No dia seguinte, a caminho de Campolide, Carlos vagueou por trilhos de incerteza. Chegado ao quartel, foi diretamente ao comandante e inquiriu-o sobre a possibilidade de ser transferido para o quartel de Tancos, justificando-se com a proximidade da família. O comandante mandou-o oficializar o pedido e ficou de analisar a situação. Carlos tinha a esperança que a distância e sobretudo a possibilidade de a família passar a habitar nas instalações do quartel lhe conferissem alguma segurança.
À saída do gabinete, Carlos cruzou-se com Afonso Pala, que lhe adiantou que tinha conversado com algumas pessoas no sentido de perceber o que estava a acontecer. Foram para o gabinete do capitão e Carlos comentou que iria pedir transferência para Tancos. Afonso Pala, após um breve interregno, disse:
– Se achas que é o melhor para ti então desejo-te sorte. Para além disso, farei uma carta de recomendação. Só lamento que… enfim, agora não adianta nada. Mas olha… juro-te, pela minha saúde, que eu não sei o que se passou. Nem os nossos amigos sabem. Talvez eu… também deva afastar-me.

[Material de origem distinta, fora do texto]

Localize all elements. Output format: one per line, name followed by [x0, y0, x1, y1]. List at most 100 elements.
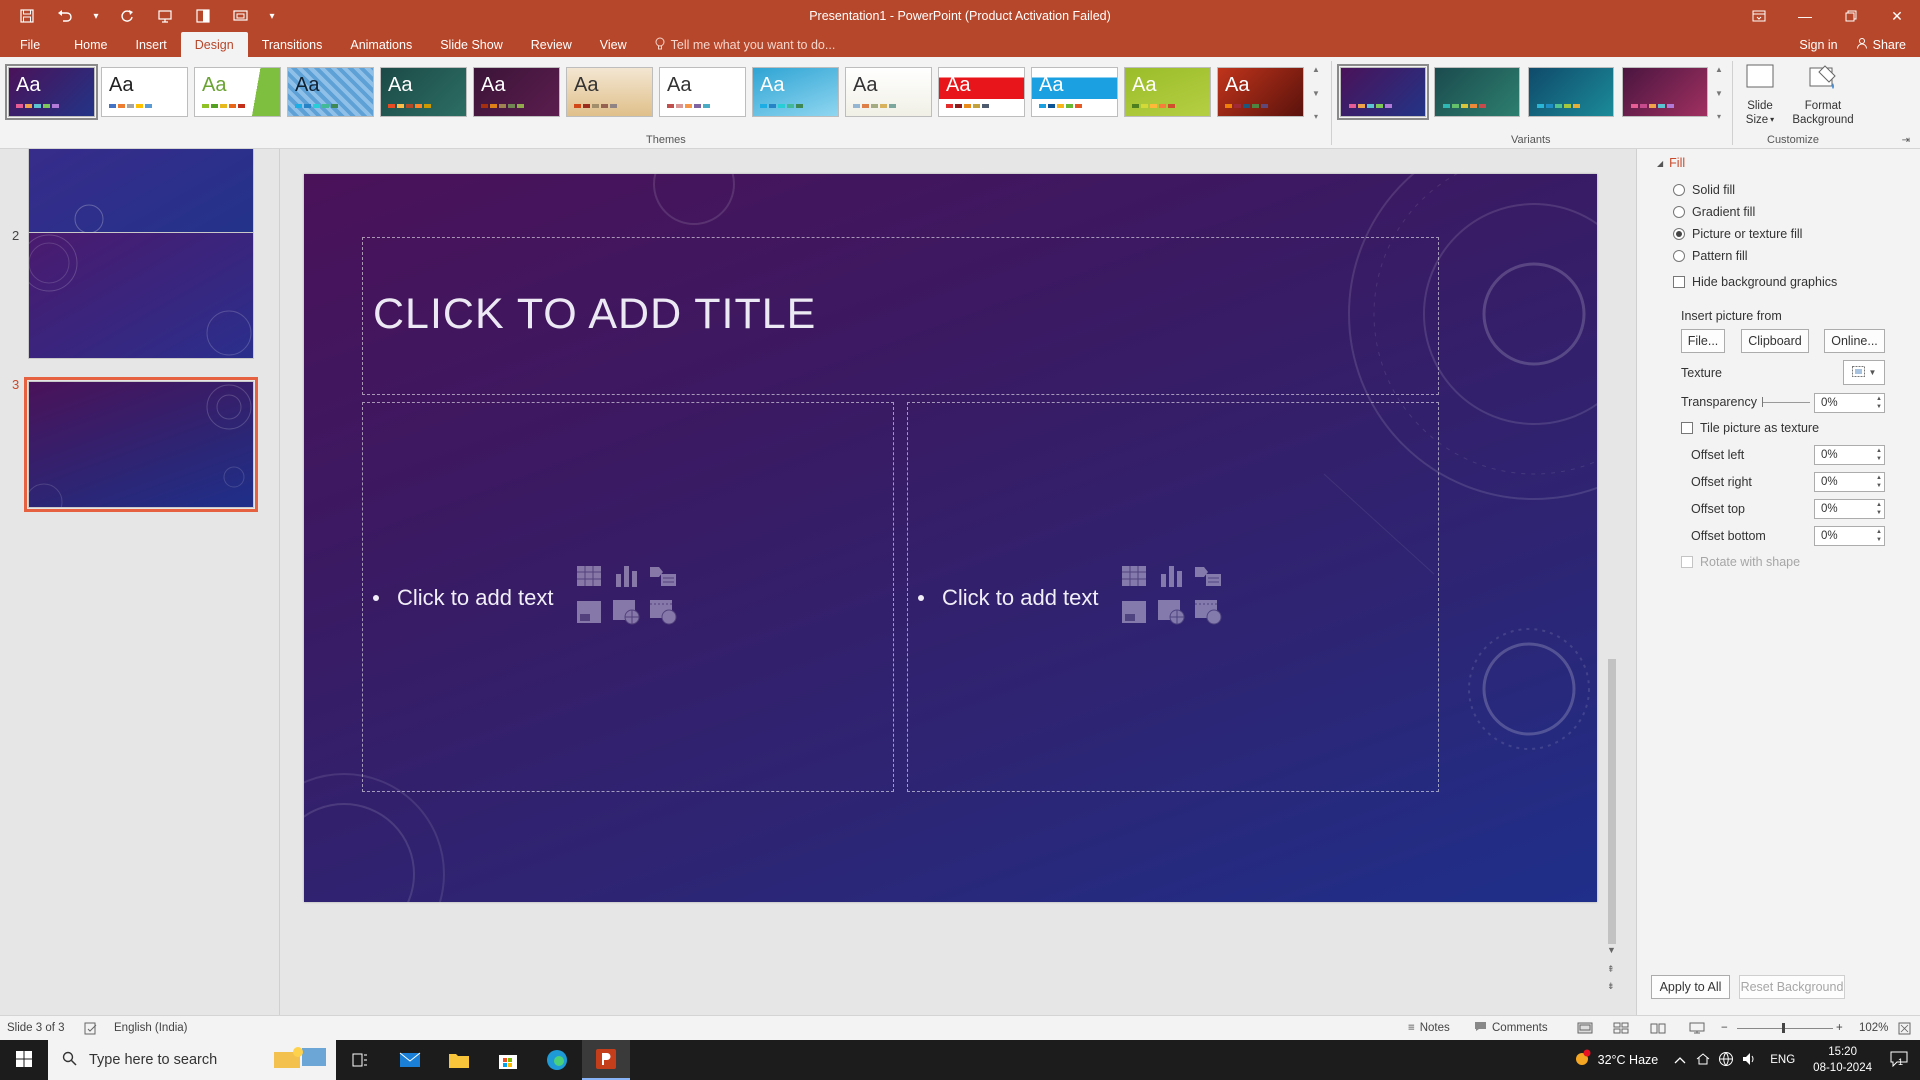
scroll-up-icon[interactable]: ▲: [1312, 65, 1320, 74]
file-explorer-icon[interactable]: [435, 1040, 483, 1080]
solid-fill-radio[interactable]: [1673, 184, 1685, 196]
theme-thumbnail[interactable]: Aa: [938, 67, 1025, 117]
tell-me-box[interactable]: Tell me what you want to do...: [641, 32, 835, 57]
insert-table-icon[interactable]: [1120, 563, 1148, 589]
normal-view-icon[interactable]: [1577, 1022, 1593, 1034]
tab-transitions[interactable]: Transitions: [248, 32, 337, 57]
picture-fill-option[interactable]: Picture or texture fill: [1673, 227, 1802, 241]
theme-thumbnail[interactable]: Aa: [752, 67, 839, 117]
scroll-down-icon[interactable]: ▼: [1715, 89, 1723, 98]
minimize-icon[interactable]: —: [1782, 0, 1828, 32]
zoom-slider-thumb[interactable]: [1782, 1023, 1785, 1033]
tab-home[interactable]: Home: [60, 32, 121, 57]
insert-online-picture-icon[interactable]: [1157, 599, 1185, 625]
tab-design[interactable]: Design: [180, 32, 248, 57]
ribbon-display-options-icon[interactable]: [1736, 0, 1782, 32]
clock[interactable]: 15:20 08-10-2024: [1803, 1044, 1882, 1076]
next-slide-icon[interactable]: ⇟: [1607, 981, 1615, 992]
pattern-fill-option[interactable]: Pattern fill: [1673, 249, 1748, 263]
insert-smartart-icon[interactable]: [649, 563, 677, 589]
volume-icon[interactable]: [1738, 1052, 1762, 1069]
gradient-fill-radio[interactable]: [1673, 206, 1685, 218]
tab-slide-show[interactable]: Slide Show: [426, 32, 517, 57]
tile-picture-option[interactable]: Tile picture as texture: [1681, 421, 1819, 435]
sign-in-link[interactable]: Sign in: [1799, 38, 1837, 52]
pin-ribbon-icon[interactable]: ⇥: [1902, 135, 1910, 146]
security-icon[interactable]: [1692, 1052, 1714, 1069]
hide-background-checkbox[interactable]: [1673, 276, 1685, 288]
texture-picker[interactable]: ▼: [1843, 360, 1885, 385]
save-icon[interactable]: [10, 0, 44, 32]
restore-icon[interactable]: [1828, 0, 1874, 32]
language-indicator[interactable]: English (India): [114, 1022, 188, 1034]
theme-thumbnail[interactable]: Aa: [659, 67, 746, 117]
customize-qat-icon[interactable]: ▾: [262, 0, 282, 32]
zoom-level[interactable]: 102%: [1859, 1022, 1888, 1034]
scrollbar-thumb[interactable]: [1608, 659, 1616, 944]
tile-picture-checkbox[interactable]: [1681, 422, 1693, 434]
microsoft-store-icon[interactable]: [484, 1040, 532, 1080]
insert-smartart-icon[interactable]: [1194, 563, 1222, 589]
mail-icon[interactable]: [386, 1040, 434, 1080]
slide-sorter-icon[interactable]: [1613, 1022, 1629, 1034]
slide-size-button[interactable]: Slide Size ▾: [1742, 63, 1778, 127]
theme-thumbnail[interactable]: Aa: [380, 67, 467, 117]
theme-thumbnail[interactable]: Aa: [194, 67, 281, 117]
offset-bottom-input[interactable]: 0% ▲ ▼: [1814, 526, 1885, 546]
presenter-icon[interactable]: [224, 0, 258, 32]
insert-chart-icon[interactable]: [612, 563, 640, 589]
hide-background-option[interactable]: Hide background graphics: [1673, 275, 1837, 289]
more-variants-icon[interactable]: ▾: [1717, 112, 1721, 121]
redo-icon[interactable]: [110, 0, 144, 32]
spell-check-icon[interactable]: [84, 1022, 98, 1035]
vertical-scrollbar[interactable]: ▼ ⇞ ⇟: [1604, 149, 1621, 1015]
powerpoint-taskbar-icon[interactable]: [582, 1040, 630, 1080]
slide-thumbnail[interactable]: [28, 232, 254, 359]
solid-fill-option[interactable]: Solid fill: [1673, 183, 1735, 197]
input-language[interactable]: ENG: [1762, 1054, 1803, 1066]
title-placeholder[interactable]: CLICK TO ADD TITLE: [362, 237, 1439, 395]
zoom-slider[interactable]: [1737, 1028, 1833, 1029]
reading-view-icon[interactable]: [1650, 1022, 1666, 1034]
show-hidden-icons-icon[interactable]: [1668, 1053, 1692, 1067]
spin-arrows-icon[interactable]: ▲ ▼: [1876, 528, 1882, 544]
task-view-icon[interactable]: [336, 1040, 384, 1080]
tab-animations[interactable]: Animations: [336, 32, 426, 57]
theme-thumbnail[interactable]: Aa: [287, 67, 374, 117]
left-content-placeholder[interactable]: Click to add text: [362, 402, 894, 792]
comments-button[interactable]: Comments: [1474, 1021, 1548, 1035]
fit-to-window-icon[interactable]: [1898, 1022, 1911, 1035]
scroll-down-icon[interactable]: ▼: [1607, 945, 1616, 955]
undo-icon[interactable]: [48, 0, 82, 32]
scroll-up-icon[interactable]: ▲: [1715, 65, 1723, 74]
insert-video-icon[interactable]: [649, 599, 677, 625]
slide-thumbnail[interactable]: [28, 149, 254, 235]
tab-file[interactable]: File: [0, 32, 60, 57]
transparency-slider[interactable]: [1762, 397, 1810, 407]
slide-show-icon[interactable]: [1689, 1022, 1705, 1034]
online-button[interactable]: Online...: [1824, 329, 1885, 353]
offset-top-input[interactable]: 0% ▲ ▼: [1814, 499, 1885, 519]
theme-thumbnail[interactable]: Aa: [5, 64, 98, 120]
right-content-placeholder[interactable]: Click to add text: [907, 402, 1439, 792]
notification-center-icon[interactable]: 1: [1882, 1051, 1920, 1070]
current-slide[interactable]: CLICK TO ADD TITLE Click to add text Cli…: [304, 174, 1597, 902]
theme-thumbnail[interactable]: Aa: [845, 67, 932, 117]
spin-arrows-icon[interactable]: ▲ ▼: [1876, 501, 1882, 517]
tab-insert[interactable]: Insert: [122, 32, 181, 57]
transparency-input[interactable]: 0% ▲ ▼: [1814, 393, 1885, 413]
theme-thumbnail[interactable]: Aa: [1031, 67, 1118, 117]
variant-thumbnail[interactable]: [1434, 67, 1520, 117]
close-icon[interactable]: ✕: [1874, 0, 1920, 32]
more-themes-icon[interactable]: ▾: [1314, 112, 1318, 121]
insert-chart-icon[interactable]: [1157, 563, 1185, 589]
previous-slide-icon[interactable]: ⇞: [1607, 964, 1615, 975]
fill-section-header[interactable]: ◢ Fill: [1657, 156, 1685, 170]
apply-to-all-button[interactable]: Apply to All: [1651, 975, 1730, 999]
theme-thumbnail[interactable]: Aa: [473, 67, 560, 117]
scroll-down-icon[interactable]: ▼: [1312, 89, 1320, 98]
variant-thumbnail[interactable]: [1528, 67, 1614, 117]
file-button[interactable]: File...: [1681, 329, 1725, 353]
zoom-out-icon[interactable]: −: [1721, 1022, 1728, 1034]
theme-thumbnail[interactable]: Aa: [566, 67, 653, 117]
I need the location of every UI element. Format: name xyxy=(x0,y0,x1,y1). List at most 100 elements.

As palavras do capitão sensibilizaram Carlos, que ficou reconfortado pela sinceridade do amigo. Lamentou bastante não lhe poder contar a verdade e penitenciou-se pela decisão de ter ficado com o relógio, sobretudo pelas consequências provocadas. Contudo, não poderia alterar o passado e previu que quanto mais remexesse no problema pior ficaria. Afonso também pareceu ter ficado agradado com a possibilidade de Carlos desaparecer por uns tempos. Quando o sargento chegou a casa e contou à mulher que pedira transferência para Tancos, Joana teve dificuldade em acreditar. Ficou radiante pela decisão e por considerar que a sua opinião seria relevante para o marido.
Não houve mais sustos nem ameaças para a família Fernandes enquanto esperavam a decisão do quartel de Campolide, que chegou nos princípios de agosto. O pedido foi aceite. Desde então, Carlos e Afonso não voltaram a conversar sobre o assunto. O sargento divagava desconfiado pela vida, tanto em casa como no quartel, como se fosse um príncipe monárquico encoberto pelo nevoeiro após uma revolução republicana.